RMC

Villeurbanne: LFI annule une soirée pour la rupture du jeûne du ramadan après des critiques

Le leader de La France insoumise Jean-Luc Mélenchon entouré de son directeur de campagne Manuel Bompard (g) et de la députée LFI Mathilde Panot (d), au soir du premier tour de l'élection présidentielle, le 10 avril 2022 à Paris

Le leader de La France insoumise Jean-Luc Mélenchon entouré de son directeur de campagne Manuel Bompard (g) et de la députée LFI Mathilde Panot (d), au soir du premier tour de l'élection présidentielle, le 10 avril 2022 à Paris - Emmanuel DUNAND © 2019 AFP

Face aux critiques de ses alliés de gauche dans la ville, La France insoumise a préféré annuler un événement public pour la rupture du jeûne du ramadan ce vendredi.

La France Insoumise a annulé une soirée "iftar", la rupture de jeûne du ramadan, prévue ce vendredi dans un quartier populaire de Villeurbanne (Rhône), en invoquant une "maladresse sémantique" après des critiques de ses alliés locaux de gauche, a-t-on appris auprès de LFI.

L'événement "Iftar Pop'" annoncé sur la page Facebook de l'Union populaire et par tracts proposait "un repas partagé après la rupture du jeûne", à 20h30, dans le parc du Tonkin, un des quartiers populaires de Villeurbanne "pour parler des enjeux du quartier et de l'actualité nationale".

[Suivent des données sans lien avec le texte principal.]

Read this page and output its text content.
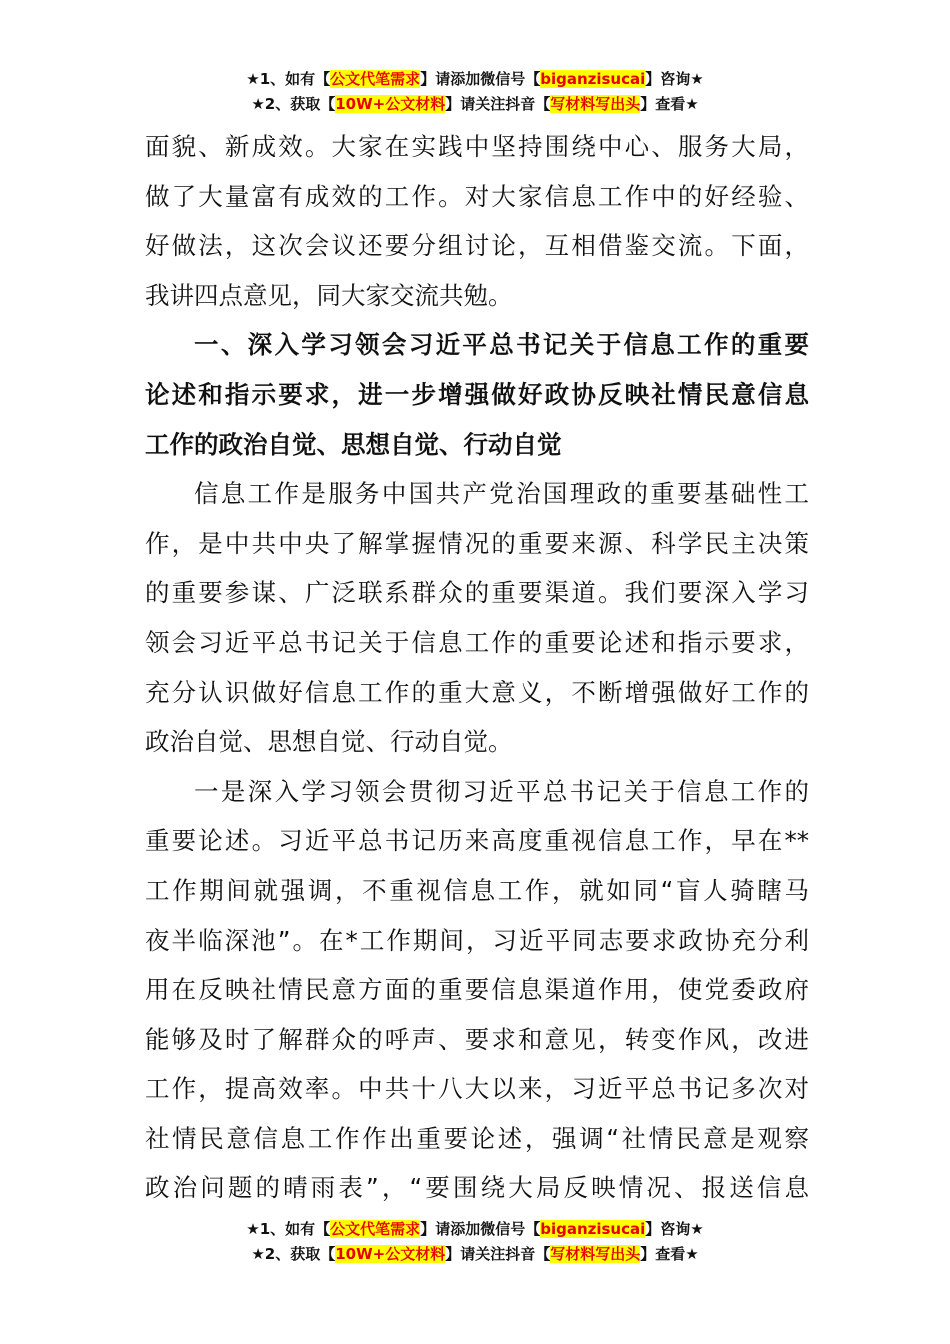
★1、如有【公文代笔需求】请添加微信号【biganzisucai】咨询★
★2、获取【10W+公文材料】请关注抖音【写材料写出头】查看★
面貌、新成效。大家在实践中坚持围绕中心、服务大局，
做了大量富有成效的工作。对大家信息工作中的好经验、
好做法，这次会议还要分组讨论，互相借鉴交流。下面，
我讲四点意见，同大家交流共勉。
一、深入学习领会习近平总书记关于信息工作的重要
论述和指示要求，进一步增强做好政协反映社情民意信息
工作的政治自觉、思想自觉、行动自觉
信息工作是服务中国共产党治国理政的重要基础性工
作，是中共中央了解掌握情况的重要来源、科学民主决策
的重要参谋、广泛联系群众的重要渠道。我们要深入学习
领会习近平总书记关于信息工作的重要论述和指示要求，
充分认识做好信息工作的重大意义，不断增强做好工作的
政治自觉、思想自觉、行动自觉。
一是深入学习领会贯彻习近平总书记关于信息工作的
重要论述。习近平总书记历来高度重视信息工作，早在**
工作期间就强调，不重视信息工作，就如同“盲人骑瞎马
夜半临深池”。在*工作期间，习近平同志要求政协充分利
用在反映社情民意方面的重要信息渠道作用，使党委政府
能够及时了解群众的呼声、要求和意见，转变作风，改进
工作，提高效率。中共十八大以来，习近平总书记多次对
社情民意信息工作作出重要论述，强调“社情民意是观察
政治问题的晴雨表”，“要围绕大局反映情况、报送信息
★1、如有【公文代笔需求】请添加微信号【biganzisucai】咨询★
★2、获取【10W+公文材料】请关注抖音【写材料写出头】查看★
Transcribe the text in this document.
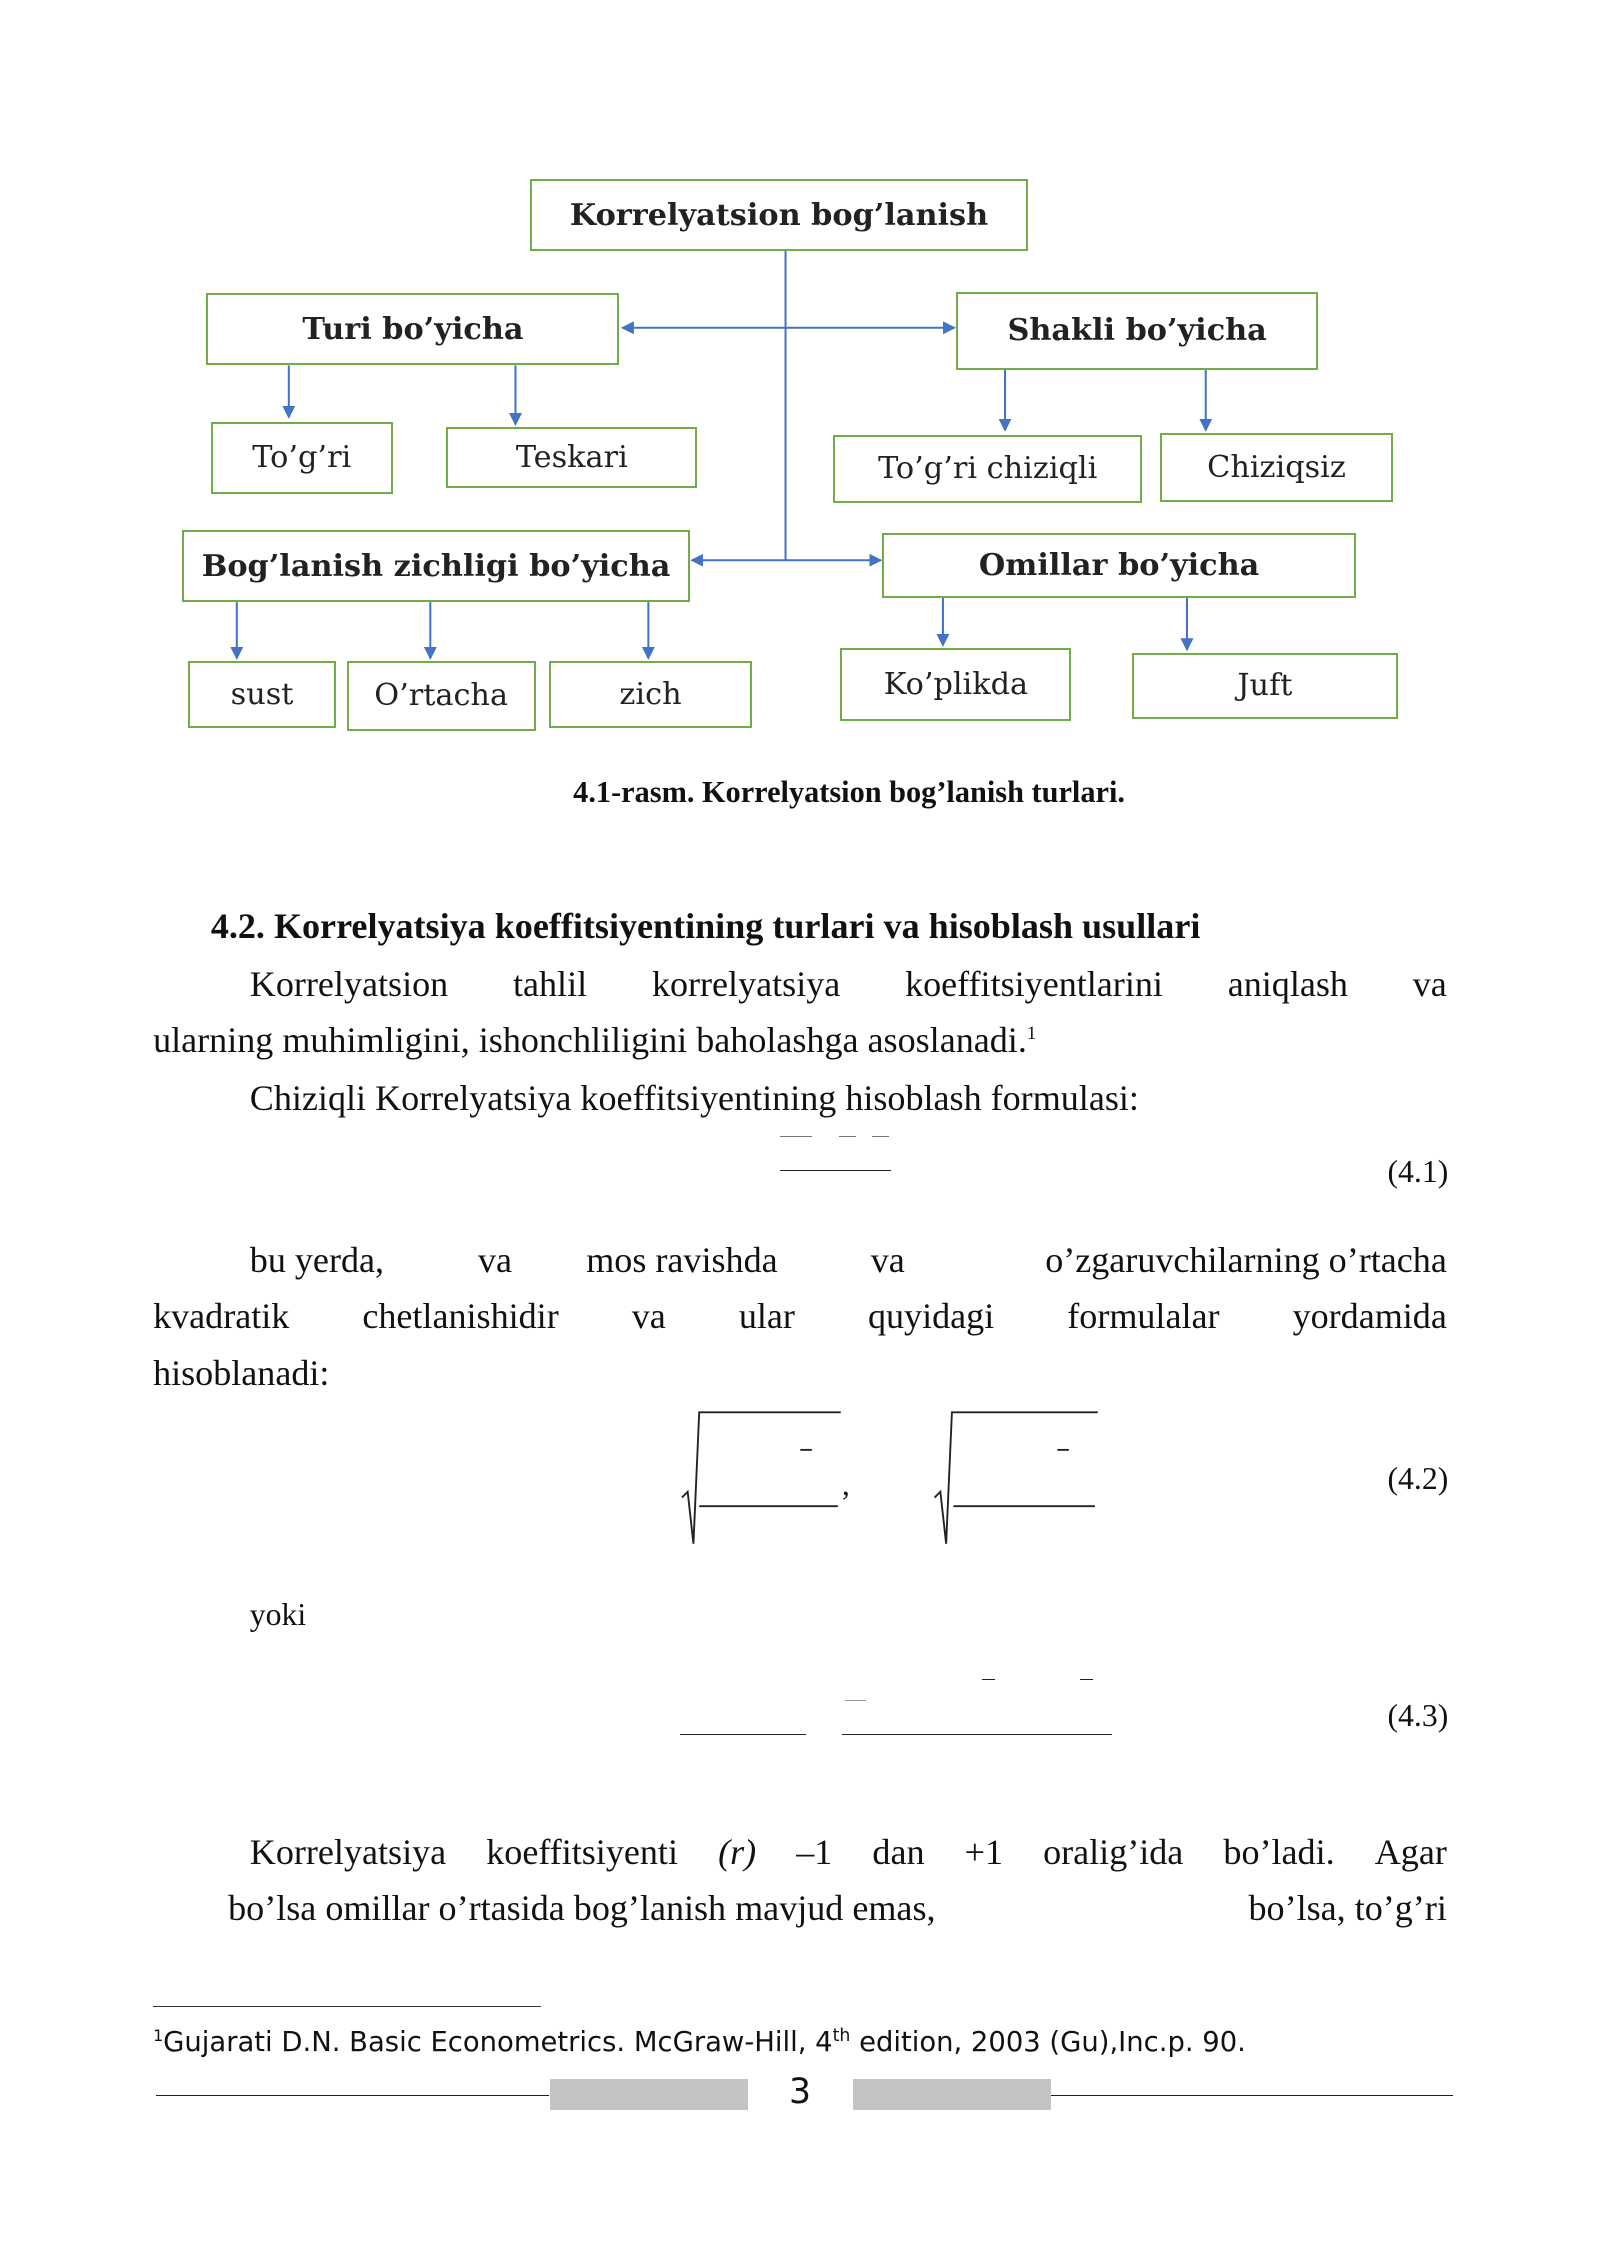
Korrelyatsion bog’lanish
Turi bo’yicha	Shakli bo’yicha
To’g’ri	Teskari	To’g’ri chiziqli	Chiziqsiz
Bog’lanish zichligi bo’yicha	Omillar bo’yicha
sust	O’rtacha	zich	Ko’plikda	Juft
4.1-rasm. Korrelyatsion bog’lanish turlari.
4.2. Korrelyatsiya koeffitsiyentining turlari va hisoblash usullari
Korrelyatsion	tahlil	korrelyatsiya	koeffitsiyentlarini	aniqlash	va
ularning muhimligini, ishonchliligini baholashga asoslanadi.$^1$
Chiziqli Korrelyatsiya koeffitsiyentining hisoblash formulasi:
(4.1)
bu yerda,	va	mos ravishda	va	o’zgaruvchilarning o’rtacha
kvadratik	chetlanishidir	va	ular	quyidagi	formulalar	yordamida
hisoblanadi:
,	(4.2)
yoki
(4.3)
Korrelyatsiya koeffitsiyenti (r) –1 dan +1 oralig’ida bo’ladi. Agar
bo’lsa omillar o’rtasida bog’lanish mavjud emas,	bo’lsa, to’g’ri
$^1$Gujarati D.N. Basic Econometrics. McGraw-Hill, 4th edition, 2003 (Gu),Inc.p. 90.
3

Dans cette ville où ils sont alliés du maire PS Cédric Van Styvendael et où Jean-Luc Mélenchon a recueilli 37,8% au premier tour de la présidentielle, les élus LFI entendaient "juste organiser un repas avec les habitants où l'on aurait parlé politique", selon Gaëtan Constant, un des adjoints LFI.

"On ne peut utiliser un moment religieux pour un évènement politique"

L'évènement conçu comme "une action de terrain, une rencontre partagée avec les habitants, en aménageant l'horaire pour être le plus inclusif et pragmatique possible" a finalement été annulé en "concertation avec l'Union populaire au niveau national, par peur de voir l'extrême droite débarquer", a-t-il dit en mentionnant l'écho fait par le site Fdesouche.

L'annonce de cet "Iftar Pop'" avait suscité les critique du maire socialiste de Villeurbanne et du PRG. "En aucun cas, on ne peut utiliser un moment religieux pour un évènement politique. Il y a un mélange des genres que je ne peux pas cautionner", avait pointé Cédric Van Styvendael dans le quotidien régional Le Progrès.

Le PRG avait pour sa part jugé "irresponsable de jouer avec la laïcité" en s'inquiétant dans un communiqué des "pratiques communautaristes" de l'Union populaire et de LFI.

Nommer cette soirée "Iftar Pop'" est "une maladresse sémantique", a reconnu vendredi M. Constant. "Il n'y a aucune accointance entre LFI et la religion. Et nous avons toujours défendu la laïcité au sein du conseil municipal, sur la même ligne que nos partenaires", a-t-il insisté.

Les musulmans ont voté massivement pour M. Mélenchon au premier tour de la présidentielle (69%) avant de soutenir Emmanuel Macron (85%) au second tour, selon une enquête Ifop pour La Croix et Le Pélerin publiée lundi au lendemain de la victoire du président sortant.